Thursday, March 10, 2011

The Presidential Arabian Menagerie

As someone who visited the naval base at Guantanamo about 55 years ago, I can comment on the new Presidential Menagerie being constructed there (my sources include Wickipedia and Jon Stewart).

Menageries have been with us for some time. The oldest known zoological collection was found during excavations at Hierakonpolis, Egypt, in 2009, of a 3500 B.C. menagerie. The exotic animals included hippos, hartebeest, elephants, baboons and wildcats. Other well-known collectors of animals included King Solomon of the Kingdom of Israel and Judah, Kings Semirami and Ashurbanipal of Assyria, and King Nebuchadrezzar of Babylonia.

The new Arabian Menagerie will follow what has become a standard practice of approximating a natural environment--Gitmo is surrounded by a desert. Following the tenets of the American Zoo Association, the Presidential Menagerie has stopped the practice of having Arabs perform tricks for visitors.

Some may object to the idea of Arabs displayed in cages, but that is not an innovation. In September 1906, William Hornaday, director of the Bronx Zoo in New York—with the agreement of Madison Grant, head of the New York Zoological Society—had Ota Benga, a Congolese pygmy, displayed in a cage with the chimpanzees, then with an orangutan named Dohong and a parrot. The exhibit was intended as an example of the "missing link" between the orangutan and white man. The public reportedly rushed to see it.

Persons were also displayed in cages during the 1931 Paris Colonial Exposition, and as late as 1958 in a "Congolese village" display at Expo '58 in Brussels.

Some Arab rights people have objected on the grounds that Arabs should be afforded the same consideration as human beings (see the Magna Carta). Gary Francione has argued that Arabs need only one right: the right not to be property. Despite the different approaches, advocates broadly agree that Arabs should be viewed as non-human persons and members of the moral community and should not be used as food, clothing, research subjects, or entertainment.

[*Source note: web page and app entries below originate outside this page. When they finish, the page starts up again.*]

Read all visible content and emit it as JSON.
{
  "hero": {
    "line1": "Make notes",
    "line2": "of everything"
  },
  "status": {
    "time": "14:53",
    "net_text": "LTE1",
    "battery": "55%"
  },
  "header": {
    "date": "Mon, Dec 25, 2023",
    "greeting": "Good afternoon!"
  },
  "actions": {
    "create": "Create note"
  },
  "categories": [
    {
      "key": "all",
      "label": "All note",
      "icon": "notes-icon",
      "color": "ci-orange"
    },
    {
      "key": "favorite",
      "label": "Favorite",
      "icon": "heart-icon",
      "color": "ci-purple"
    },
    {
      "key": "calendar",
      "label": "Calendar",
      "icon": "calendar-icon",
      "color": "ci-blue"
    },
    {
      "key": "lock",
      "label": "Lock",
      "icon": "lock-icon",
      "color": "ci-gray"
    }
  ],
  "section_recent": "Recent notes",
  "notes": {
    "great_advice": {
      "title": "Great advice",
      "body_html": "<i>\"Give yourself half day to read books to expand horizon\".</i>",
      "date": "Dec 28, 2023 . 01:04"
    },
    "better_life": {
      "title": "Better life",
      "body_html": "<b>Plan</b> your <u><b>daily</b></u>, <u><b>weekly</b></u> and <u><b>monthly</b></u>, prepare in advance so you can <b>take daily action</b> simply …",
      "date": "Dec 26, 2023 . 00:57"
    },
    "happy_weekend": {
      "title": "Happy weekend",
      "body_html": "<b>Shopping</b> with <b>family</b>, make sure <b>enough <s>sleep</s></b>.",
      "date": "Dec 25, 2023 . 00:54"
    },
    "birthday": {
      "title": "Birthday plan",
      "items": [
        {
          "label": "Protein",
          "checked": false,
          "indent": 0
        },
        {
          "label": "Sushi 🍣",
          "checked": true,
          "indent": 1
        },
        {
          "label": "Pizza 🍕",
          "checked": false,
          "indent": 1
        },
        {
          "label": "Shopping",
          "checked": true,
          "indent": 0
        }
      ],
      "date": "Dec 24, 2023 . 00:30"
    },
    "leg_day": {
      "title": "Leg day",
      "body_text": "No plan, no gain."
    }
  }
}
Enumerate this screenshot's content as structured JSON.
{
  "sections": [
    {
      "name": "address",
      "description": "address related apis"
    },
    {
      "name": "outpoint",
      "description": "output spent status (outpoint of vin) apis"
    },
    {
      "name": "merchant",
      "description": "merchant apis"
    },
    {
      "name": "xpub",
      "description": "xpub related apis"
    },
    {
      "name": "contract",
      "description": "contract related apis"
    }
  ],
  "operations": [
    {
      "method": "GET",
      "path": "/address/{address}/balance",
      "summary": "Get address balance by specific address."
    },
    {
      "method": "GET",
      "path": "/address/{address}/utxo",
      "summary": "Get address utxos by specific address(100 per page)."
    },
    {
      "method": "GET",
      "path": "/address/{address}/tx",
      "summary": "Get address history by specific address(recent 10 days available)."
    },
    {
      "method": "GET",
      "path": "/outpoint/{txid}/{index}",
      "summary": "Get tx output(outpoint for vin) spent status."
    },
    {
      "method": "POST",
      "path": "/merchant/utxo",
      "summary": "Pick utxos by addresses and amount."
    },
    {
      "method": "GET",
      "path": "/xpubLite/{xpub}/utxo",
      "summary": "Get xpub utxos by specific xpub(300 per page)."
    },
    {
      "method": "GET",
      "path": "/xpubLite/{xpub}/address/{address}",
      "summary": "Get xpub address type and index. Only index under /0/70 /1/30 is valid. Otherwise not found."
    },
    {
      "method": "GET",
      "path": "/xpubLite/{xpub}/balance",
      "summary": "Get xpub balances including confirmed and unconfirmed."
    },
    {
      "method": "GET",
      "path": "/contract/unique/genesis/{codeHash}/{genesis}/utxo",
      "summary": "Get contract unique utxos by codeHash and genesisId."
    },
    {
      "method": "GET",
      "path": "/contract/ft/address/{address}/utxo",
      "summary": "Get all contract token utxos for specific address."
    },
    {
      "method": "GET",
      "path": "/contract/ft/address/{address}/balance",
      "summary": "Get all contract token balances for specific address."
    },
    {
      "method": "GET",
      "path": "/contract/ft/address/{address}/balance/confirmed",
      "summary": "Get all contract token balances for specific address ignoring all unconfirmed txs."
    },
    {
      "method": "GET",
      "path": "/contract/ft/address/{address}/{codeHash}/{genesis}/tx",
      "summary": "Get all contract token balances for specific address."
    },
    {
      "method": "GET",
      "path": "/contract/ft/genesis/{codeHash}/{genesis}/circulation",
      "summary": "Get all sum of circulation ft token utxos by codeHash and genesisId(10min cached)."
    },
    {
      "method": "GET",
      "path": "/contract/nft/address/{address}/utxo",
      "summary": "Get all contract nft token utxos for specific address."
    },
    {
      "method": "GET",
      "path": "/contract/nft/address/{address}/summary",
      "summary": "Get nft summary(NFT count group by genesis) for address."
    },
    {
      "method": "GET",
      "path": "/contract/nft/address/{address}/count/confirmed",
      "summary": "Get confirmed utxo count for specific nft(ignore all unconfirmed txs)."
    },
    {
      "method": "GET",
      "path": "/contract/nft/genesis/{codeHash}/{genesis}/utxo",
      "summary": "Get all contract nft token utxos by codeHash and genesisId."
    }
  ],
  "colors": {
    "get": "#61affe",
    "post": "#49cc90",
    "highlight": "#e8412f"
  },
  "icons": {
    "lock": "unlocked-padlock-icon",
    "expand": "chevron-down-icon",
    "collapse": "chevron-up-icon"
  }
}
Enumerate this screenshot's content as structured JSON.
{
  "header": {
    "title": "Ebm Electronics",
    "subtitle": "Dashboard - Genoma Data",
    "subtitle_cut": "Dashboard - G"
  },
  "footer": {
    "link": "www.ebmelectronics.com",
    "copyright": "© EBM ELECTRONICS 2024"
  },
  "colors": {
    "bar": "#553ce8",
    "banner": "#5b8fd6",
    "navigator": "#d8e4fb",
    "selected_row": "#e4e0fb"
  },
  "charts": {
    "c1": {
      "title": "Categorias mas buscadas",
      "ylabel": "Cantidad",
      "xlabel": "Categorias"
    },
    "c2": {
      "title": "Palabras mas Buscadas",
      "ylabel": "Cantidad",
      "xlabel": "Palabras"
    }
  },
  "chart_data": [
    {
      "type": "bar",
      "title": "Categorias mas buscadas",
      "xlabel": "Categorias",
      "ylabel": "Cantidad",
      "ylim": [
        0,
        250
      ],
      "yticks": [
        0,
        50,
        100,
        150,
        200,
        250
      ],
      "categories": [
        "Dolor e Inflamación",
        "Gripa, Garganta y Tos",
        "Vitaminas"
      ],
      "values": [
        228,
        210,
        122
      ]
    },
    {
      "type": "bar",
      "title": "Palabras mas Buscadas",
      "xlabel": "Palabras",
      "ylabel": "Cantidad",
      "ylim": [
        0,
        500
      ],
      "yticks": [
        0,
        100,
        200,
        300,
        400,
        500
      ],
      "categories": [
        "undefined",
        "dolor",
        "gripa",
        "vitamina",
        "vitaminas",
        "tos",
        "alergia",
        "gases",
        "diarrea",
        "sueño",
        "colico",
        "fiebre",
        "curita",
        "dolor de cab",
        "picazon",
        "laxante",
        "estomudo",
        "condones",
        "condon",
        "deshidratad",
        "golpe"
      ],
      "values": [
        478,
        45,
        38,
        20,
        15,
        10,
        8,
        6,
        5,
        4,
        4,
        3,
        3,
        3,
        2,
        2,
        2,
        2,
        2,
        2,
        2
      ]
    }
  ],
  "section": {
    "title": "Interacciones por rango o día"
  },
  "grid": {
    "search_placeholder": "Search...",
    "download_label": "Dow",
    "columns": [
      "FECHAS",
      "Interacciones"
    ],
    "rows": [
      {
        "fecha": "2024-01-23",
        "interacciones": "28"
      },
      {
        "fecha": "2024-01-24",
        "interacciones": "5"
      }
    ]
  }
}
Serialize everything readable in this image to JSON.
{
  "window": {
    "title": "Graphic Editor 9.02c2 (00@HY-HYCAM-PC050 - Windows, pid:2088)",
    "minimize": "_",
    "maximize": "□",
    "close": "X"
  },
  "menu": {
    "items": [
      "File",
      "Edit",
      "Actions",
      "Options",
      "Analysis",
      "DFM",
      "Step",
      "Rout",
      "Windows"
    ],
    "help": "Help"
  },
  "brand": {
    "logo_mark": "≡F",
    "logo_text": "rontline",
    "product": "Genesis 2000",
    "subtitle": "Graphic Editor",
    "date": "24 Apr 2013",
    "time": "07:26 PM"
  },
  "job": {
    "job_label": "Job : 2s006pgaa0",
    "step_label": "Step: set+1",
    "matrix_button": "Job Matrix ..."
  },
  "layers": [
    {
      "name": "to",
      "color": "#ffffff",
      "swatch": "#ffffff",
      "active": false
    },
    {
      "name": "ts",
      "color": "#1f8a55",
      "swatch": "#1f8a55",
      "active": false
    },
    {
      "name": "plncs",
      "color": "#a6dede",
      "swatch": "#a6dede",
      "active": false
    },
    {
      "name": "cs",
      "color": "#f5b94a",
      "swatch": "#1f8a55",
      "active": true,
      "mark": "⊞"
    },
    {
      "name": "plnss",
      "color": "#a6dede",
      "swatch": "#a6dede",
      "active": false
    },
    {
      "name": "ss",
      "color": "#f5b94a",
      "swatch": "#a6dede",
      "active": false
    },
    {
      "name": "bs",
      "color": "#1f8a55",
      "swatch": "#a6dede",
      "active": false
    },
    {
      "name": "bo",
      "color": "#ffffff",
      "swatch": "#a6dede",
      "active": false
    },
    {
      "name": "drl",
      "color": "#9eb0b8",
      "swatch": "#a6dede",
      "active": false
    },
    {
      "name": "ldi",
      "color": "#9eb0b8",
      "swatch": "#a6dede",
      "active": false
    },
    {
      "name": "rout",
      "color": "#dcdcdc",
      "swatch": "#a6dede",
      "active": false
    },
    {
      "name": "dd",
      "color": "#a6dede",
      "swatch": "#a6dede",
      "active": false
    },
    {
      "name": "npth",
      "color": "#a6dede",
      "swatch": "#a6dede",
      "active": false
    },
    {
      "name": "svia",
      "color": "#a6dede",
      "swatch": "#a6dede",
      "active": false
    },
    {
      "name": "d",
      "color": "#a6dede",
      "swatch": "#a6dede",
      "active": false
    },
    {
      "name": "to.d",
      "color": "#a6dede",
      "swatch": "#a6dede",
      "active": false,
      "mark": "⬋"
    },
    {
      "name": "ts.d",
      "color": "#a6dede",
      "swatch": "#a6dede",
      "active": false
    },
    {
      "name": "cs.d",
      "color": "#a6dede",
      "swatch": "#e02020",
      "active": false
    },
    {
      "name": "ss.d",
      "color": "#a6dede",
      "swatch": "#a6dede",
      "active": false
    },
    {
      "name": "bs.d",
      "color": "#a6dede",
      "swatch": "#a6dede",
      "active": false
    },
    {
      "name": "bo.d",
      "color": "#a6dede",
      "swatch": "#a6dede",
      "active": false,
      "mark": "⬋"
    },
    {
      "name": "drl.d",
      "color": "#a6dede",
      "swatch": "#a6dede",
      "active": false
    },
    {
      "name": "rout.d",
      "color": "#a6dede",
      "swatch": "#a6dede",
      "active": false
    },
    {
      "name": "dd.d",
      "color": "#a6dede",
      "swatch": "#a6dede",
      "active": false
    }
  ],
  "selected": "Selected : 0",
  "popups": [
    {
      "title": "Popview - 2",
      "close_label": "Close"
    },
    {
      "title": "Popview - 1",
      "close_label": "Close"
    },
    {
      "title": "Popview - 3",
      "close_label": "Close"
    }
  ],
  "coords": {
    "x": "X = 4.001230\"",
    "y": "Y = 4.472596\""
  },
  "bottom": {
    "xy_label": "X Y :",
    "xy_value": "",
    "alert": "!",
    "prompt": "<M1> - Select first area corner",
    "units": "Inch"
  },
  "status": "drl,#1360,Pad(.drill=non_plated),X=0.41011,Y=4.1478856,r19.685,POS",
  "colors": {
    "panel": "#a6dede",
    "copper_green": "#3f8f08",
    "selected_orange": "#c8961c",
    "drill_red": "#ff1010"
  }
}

Critics of the rights movement argue that Arabs are unable to enter into a social contract or make moral choices, and for that reason cannot be regarded as possessors of rights. A parallel argument is that there is nothing inherently wrong with using Arabs as resources so long there is no unnecessary suffering, a view advocated by the Arab welfare organizations.

Wednesday, March 9, 2011

A Note to Birthers

Last night Jon Stewart pointed out that no one denies that the President's parents were married in Hawaii or that his mother was three months pregnant at the time. If you hold that a fetus is a person, our future President was in the United States at the time.

Thursday, March 3, 2011

Writer's Cramp

Good luck to the mismanaged Press (Corporate) Democrat, our county newspaper, which has increased its price by 50% while cutting 1.5 inches off the width of its little page. The paper's columnists are learning extreme brevity. I suspect that many old readers (and the newspaper readers tend to be old) won't pay 75 cents for this truncated collection of tiny tidbits, while the young people get their news off the 'net.